Seit Dezember klären die Planer Detailfragen

Der Landkreis Rosenheim hat bereits im Dezember die Aufnahme der Strecke in den MVV beantragt. Seither sind die Planer des Verbunds damit beschäftigt, die Detailfragen zu klären. So mussten unter anderem Fahrgasterhebungen durchgeführt werden. Zudem muss die DB-Vertriebstochter sicherstellen, dass die Fahrkartenautomaten an der Strecke künftig neben den normalen Bahntickets auch die Fahrscheine des MVV ausspucken. Zudem müssen Entwerter aufgestellt werden. Vor allem aber müssen sich alle Beteiligten über die Fragen der Finanzen einig sein.

Das ist im Fall des Filzenexpress nach Darstellung von MVV-Geschäftsführer Alexander Freitag noch relativ einfach. Weil der SOB/DB-Tarif vom Niveau her etwas über dem MVV-Tarif liegt, entstünden beim Betreiber der Strecke, der SOB, künftig Mindereinnahmen in Höhe von geschätzt 120 000 Euro pro Jahr. Diese muss der Landkreis Rosenheim ausgleichen. Ob es letztlich bei dieser Summe bleibt, klären derzeit die MVV-Planer und die Vertreter der SOB. Aus diesem Grund lassen die Fachleute auch die Zahl der Fahrgäste eruieren. Da der Kreistag in Rosenheim bereits erklärt hat, das Defizit der SOB schultern zu wollen, dürfte die Mini-Erweiterung des MVV an diesem Punkt nicht scheitern.

Die große Erweiterung lässt auf sich warten

Anders sieht es mit der geplanten großen Erweiterung aus: Weil immer mehr Pendler aus Städten und Regionen außerhalb des eigentlichen MVV-Gebiets nach München hineindrängen, denken die Verkehrs-Planer schon seit geraumer Zeit über eine Ausweitung nach. Mögliches Ziel ist es, über kurz oder lang den gesamten Raum der "Europäischen Metropolregion München", kurz EMM, in den MVV zu integrieren - oder sogar gleich eine Art EMM-Verbund zu schaffen. Dieser würde sich dann von Garmisch-Partenkirchen im Süden bis Eichstätt im Norden, von Dillingen und Kaufbeuren im Westen bis nach Traunstein und Altötting im Osten erstrecken. Ein Großraum, der in ein paar Jahren die Grenze von fünf Millionen Einwohnern überschritten haben wird.

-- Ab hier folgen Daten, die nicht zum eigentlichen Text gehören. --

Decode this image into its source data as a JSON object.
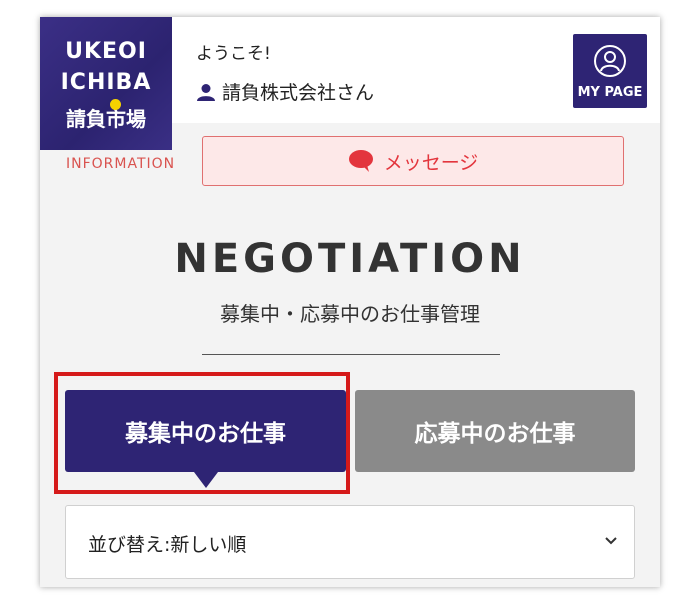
{
  "logo": {
    "line1": "UKEOI",
    "line2": "ICHIBA",
    "line3": "請負市場"
  },
  "information_label": "INFORMATION",
  "header": {
    "welcome": "ようこそ!",
    "company": "請負株式会社さん",
    "mypage_label": "MY PAGE"
  },
  "message_button": {
    "label": "メッセージ",
    "icon": "speech-bubble-icon"
  },
  "page": {
    "title": "NEGOTIATION",
    "subtitle": "募集中・応募中のお仕事管理"
  },
  "tabs": [
    {
      "label": "募集中のお仕事",
      "active": true
    },
    {
      "label": "応募中のお仕事",
      "active": false
    }
  ],
  "sort": {
    "selected": "並び替え:新しい順"
  },
  "colors": {
    "brand": "#2e2474",
    "accent_red": "#e3353d",
    "inactive_tab": "#8a8a8a",
    "highlight": "#d51a1a",
    "logo_dot": "#f5d200"
  }
}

Für diesen Großraum einen Nahverkehrstarif aus einem Guss zu schaffen, ist jedoch äußerst kompliziert. Zum einen müsste der jetzt kreisförmig auf das Münchner Zentrum ausgerichtete MVV-Tarif dann wohl einer Wabenstruktur weichen, in der innerstädtische Verkehre wie die in Augsburg, Ingolstadt oder Rosenheim ebenfalls abgebildet werden. Zum anderen - und das ist noch viel kniffliger - dürfte die Frage zu klären sein, wer welchen Anteil aus den Fahrgeldeinnahmen dieses neuen Großverbunds erhalten wird.

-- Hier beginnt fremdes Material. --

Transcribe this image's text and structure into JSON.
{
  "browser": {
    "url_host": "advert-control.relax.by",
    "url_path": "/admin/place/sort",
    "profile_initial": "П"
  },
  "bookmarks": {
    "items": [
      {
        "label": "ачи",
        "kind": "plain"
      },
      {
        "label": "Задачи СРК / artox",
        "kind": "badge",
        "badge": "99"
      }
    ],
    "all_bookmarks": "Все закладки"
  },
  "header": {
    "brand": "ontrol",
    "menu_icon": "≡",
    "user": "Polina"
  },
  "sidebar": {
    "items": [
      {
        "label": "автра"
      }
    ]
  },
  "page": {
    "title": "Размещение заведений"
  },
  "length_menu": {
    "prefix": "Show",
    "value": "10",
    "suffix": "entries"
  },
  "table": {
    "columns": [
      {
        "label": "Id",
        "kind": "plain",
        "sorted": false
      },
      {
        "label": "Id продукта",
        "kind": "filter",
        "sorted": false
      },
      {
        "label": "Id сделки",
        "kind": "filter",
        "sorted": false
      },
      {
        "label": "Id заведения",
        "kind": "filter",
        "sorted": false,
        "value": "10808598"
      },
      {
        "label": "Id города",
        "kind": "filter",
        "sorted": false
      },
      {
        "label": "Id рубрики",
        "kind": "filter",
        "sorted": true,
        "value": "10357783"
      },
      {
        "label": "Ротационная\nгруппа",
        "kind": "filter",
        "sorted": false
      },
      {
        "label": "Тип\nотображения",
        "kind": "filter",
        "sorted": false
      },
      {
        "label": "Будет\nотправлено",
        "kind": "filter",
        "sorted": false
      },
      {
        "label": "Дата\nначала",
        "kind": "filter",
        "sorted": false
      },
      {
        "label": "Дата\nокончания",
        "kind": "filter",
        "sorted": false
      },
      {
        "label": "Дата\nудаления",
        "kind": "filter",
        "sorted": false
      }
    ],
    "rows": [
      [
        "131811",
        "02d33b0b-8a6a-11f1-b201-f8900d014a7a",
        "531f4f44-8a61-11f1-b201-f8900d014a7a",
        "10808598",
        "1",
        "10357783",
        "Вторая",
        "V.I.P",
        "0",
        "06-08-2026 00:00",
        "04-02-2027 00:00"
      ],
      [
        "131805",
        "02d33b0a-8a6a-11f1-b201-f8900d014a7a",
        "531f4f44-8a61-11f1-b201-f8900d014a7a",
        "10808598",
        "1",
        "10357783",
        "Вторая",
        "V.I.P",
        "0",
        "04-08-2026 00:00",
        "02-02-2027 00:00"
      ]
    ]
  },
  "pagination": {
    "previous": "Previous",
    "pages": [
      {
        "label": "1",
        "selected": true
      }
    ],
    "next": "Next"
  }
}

Tarif-Verbünde sollen bestehen bleiben

Derzeit teilen DB und Münchner Verkehrsgesellschaft (MVG) fast 90 Prozent der jährlichen Einnahmen im MVV von zuletzt 766 Millionen Euro unter sich auf. Der Rest geht an die Landkreise und kleineren Anbieter wie Meridian, Alex - oder eben die SOB. In einem neuen Verbund würden auch die Stadtwerke in Augsburg sowie diverse Busunternehmen mitmischen, ebenso wie 20 Landkreise und fünf kreisfreie Städte. Deshalb lässt der EMM-Verein derzeit eine Studie erarbeiten, die Wege aufzeigen soll, wie all diese kniffligen Fragen gelöst werden können.

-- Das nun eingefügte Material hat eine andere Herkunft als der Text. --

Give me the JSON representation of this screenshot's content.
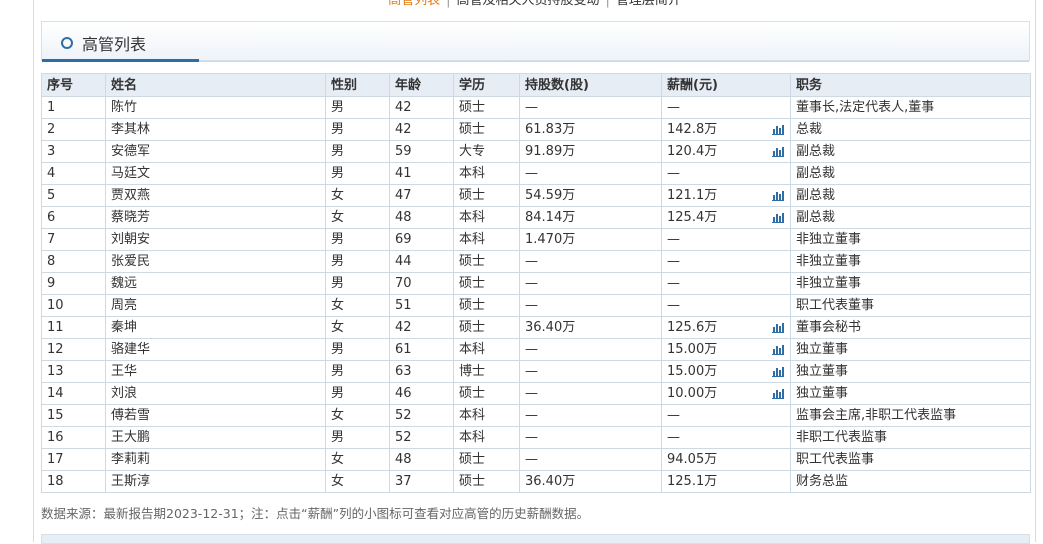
{
  "nav": {
    "items": [
      "高管列表",
      "高管及相关人员持股变动",
      "管理层简介"
    ],
    "separator": "|"
  },
  "section": {
    "title": "高管列表"
  },
  "table": {
    "columns": [
      "序号",
      "姓名",
      "性别",
      "年龄",
      "学历",
      "持股数(股)",
      "薪酬(元)",
      "职务"
    ],
    "rows": [
      {
        "no": "1",
        "name": "陈竹",
        "gender": "男",
        "age": "42",
        "edu": "硕士",
        "shares": "—",
        "salary": "—",
        "chart": false,
        "title": "董事长,法定代表人,董事"
      },
      {
        "no": "2",
        "name": "李其林",
        "gender": "男",
        "age": "42",
        "edu": "硕士",
        "shares": "61.83万",
        "salary": "142.8万",
        "chart": true,
        "title": "总裁"
      },
      {
        "no": "3",
        "name": "安德军",
        "gender": "男",
        "age": "59",
        "edu": "大专",
        "shares": "91.89万",
        "salary": "120.4万",
        "chart": true,
        "title": "副总裁"
      },
      {
        "no": "4",
        "name": "马廷文",
        "gender": "男",
        "age": "41",
        "edu": "本科",
        "shares": "—",
        "salary": "—",
        "chart": false,
        "title": "副总裁"
      },
      {
        "no": "5",
        "name": "贾双燕",
        "gender": "女",
        "age": "47",
        "edu": "硕士",
        "shares": "54.59万",
        "salary": "121.1万",
        "chart": true,
        "title": "副总裁"
      },
      {
        "no": "6",
        "name": "蔡晓芳",
        "gender": "女",
        "age": "48",
        "edu": "本科",
        "shares": "84.14万",
        "salary": "125.4万",
        "chart": true,
        "title": "副总裁"
      },
      {
        "no": "7",
        "name": "刘朝安",
        "gender": "男",
        "age": "69",
        "edu": "本科",
        "shares": "1.470万",
        "salary": "—",
        "chart": false,
        "title": "非独立董事"
      },
      {
        "no": "8",
        "name": "张爱民",
        "gender": "男",
        "age": "44",
        "edu": "硕士",
        "shares": "—",
        "salary": "—",
        "chart": false,
        "title": "非独立董事"
      },
      {
        "no": "9",
        "name": "魏远",
        "gender": "男",
        "age": "70",
        "edu": "硕士",
        "shares": "—",
        "salary": "—",
        "chart": false,
        "title": "非独立董事"
      },
      {
        "no": "10",
        "name": "周亮",
        "gender": "女",
        "age": "51",
        "edu": "硕士",
        "shares": "—",
        "salary": "—",
        "chart": false,
        "title": "职工代表董事"
      },
      {
        "no": "11",
        "name": "秦坤",
        "gender": "女",
        "age": "42",
        "edu": "硕士",
        "shares": "36.40万",
        "salary": "125.6万",
        "chart": true,
        "title": "董事会秘书"
      },
      {
        "no": "12",
        "name": "骆建华",
        "gender": "男",
        "age": "61",
        "edu": "本科",
        "shares": "—",
        "salary": "15.00万",
        "chart": true,
        "title": "独立董事"
      },
      {
        "no": "13",
        "name": "王华",
        "gender": "男",
        "age": "63",
        "edu": "博士",
        "shares": "—",
        "salary": "15.00万",
        "chart": true,
        "title": "独立董事"
      },
      {
        "no": "14",
        "name": "刘浪",
        "gender": "男",
        "age": "46",
        "edu": "硕士",
        "shares": "—",
        "salary": "10.00万",
        "chart": true,
        "title": "独立董事"
      },
      {
        "no": "15",
        "name": "傅若雪",
        "gender": "女",
        "age": "52",
        "edu": "本科",
        "shares": "—",
        "salary": "—",
        "chart": false,
        "title": "监事会主席,非职工代表监事"
      },
      {
        "no": "16",
        "name": "王大鹏",
        "gender": "男",
        "age": "52",
        "edu": "本科",
        "shares": "—",
        "salary": "—",
        "chart": false,
        "title": "非职工代表监事"
      },
      {
        "no": "17",
        "name": "李莉莉",
        "gender": "女",
        "age": "48",
        "edu": "硕士",
        "shares": "—",
        "salary": "94.05万",
        "chart": false,
        "title": "职工代表监事"
      },
      {
        "no": "18",
        "name": "王斯淳",
        "gender": "女",
        "age": "37",
        "edu": "硕士",
        "shares": "36.40万",
        "salary": "125.1万",
        "chart": false,
        "title": "财务总监"
      }
    ]
  },
  "footnote": "数据来源：最新报告期2023-12-31；注：点击“薪酬”列的小图标可查看对应高管的历史薪酬数据。",
  "colors": {
    "accent": "#2f6ea5",
    "active_nav": "#e07a10",
    "header_bg": "#e6edf5",
    "border": "#cfd9e3"
  }
}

Nach SZ-Informationen kommen die Gutachter in einer ersten Einschätzung zu der Empfehlung, die vielen Tarifprobleme und die möglichen Scherereien um die Einnahmen am besten zu umgehen, die bestehenden Tarif-Verbünde wie den Münchner MVV, den Augsburger AVV oder den Ingolstädter INVG weiterhin bestehen zu lassen - und über alle eine zusätzliche, gemeinsame Tarifebene zu setzen. Dieser Tarif könnte greifen, wenn jemand zum Beispiel von Ingolstadt nach Landsberg reisen möchte. Das würde die Konflikte innerhalb der bestehenden Verbünde wie auch der Beteiligten in den Verbünden untereinander dämpfen.

Autofahrer sollen lieber die Bahn nutzen

Kritiker finden ohnehin, dass der geplante Großverbund mehr Risiken als Chancen bietet - und es gewisse Ansätze ja bereits gebe. So bieten seit 2010 verschiedene Verbünde wie der MVV, der Augsburger AVV und der Ingolstädter Verbund zusammen mit der DB und weiteren Betrieben die "AboPlusCard" an, um Fahrgästen das Reisen über Verbundgrenzen hinweg zu erleichtern. Die Karte gibt es aber nur im Jahresabonnement, ist also nur für Dauerpendler interessant.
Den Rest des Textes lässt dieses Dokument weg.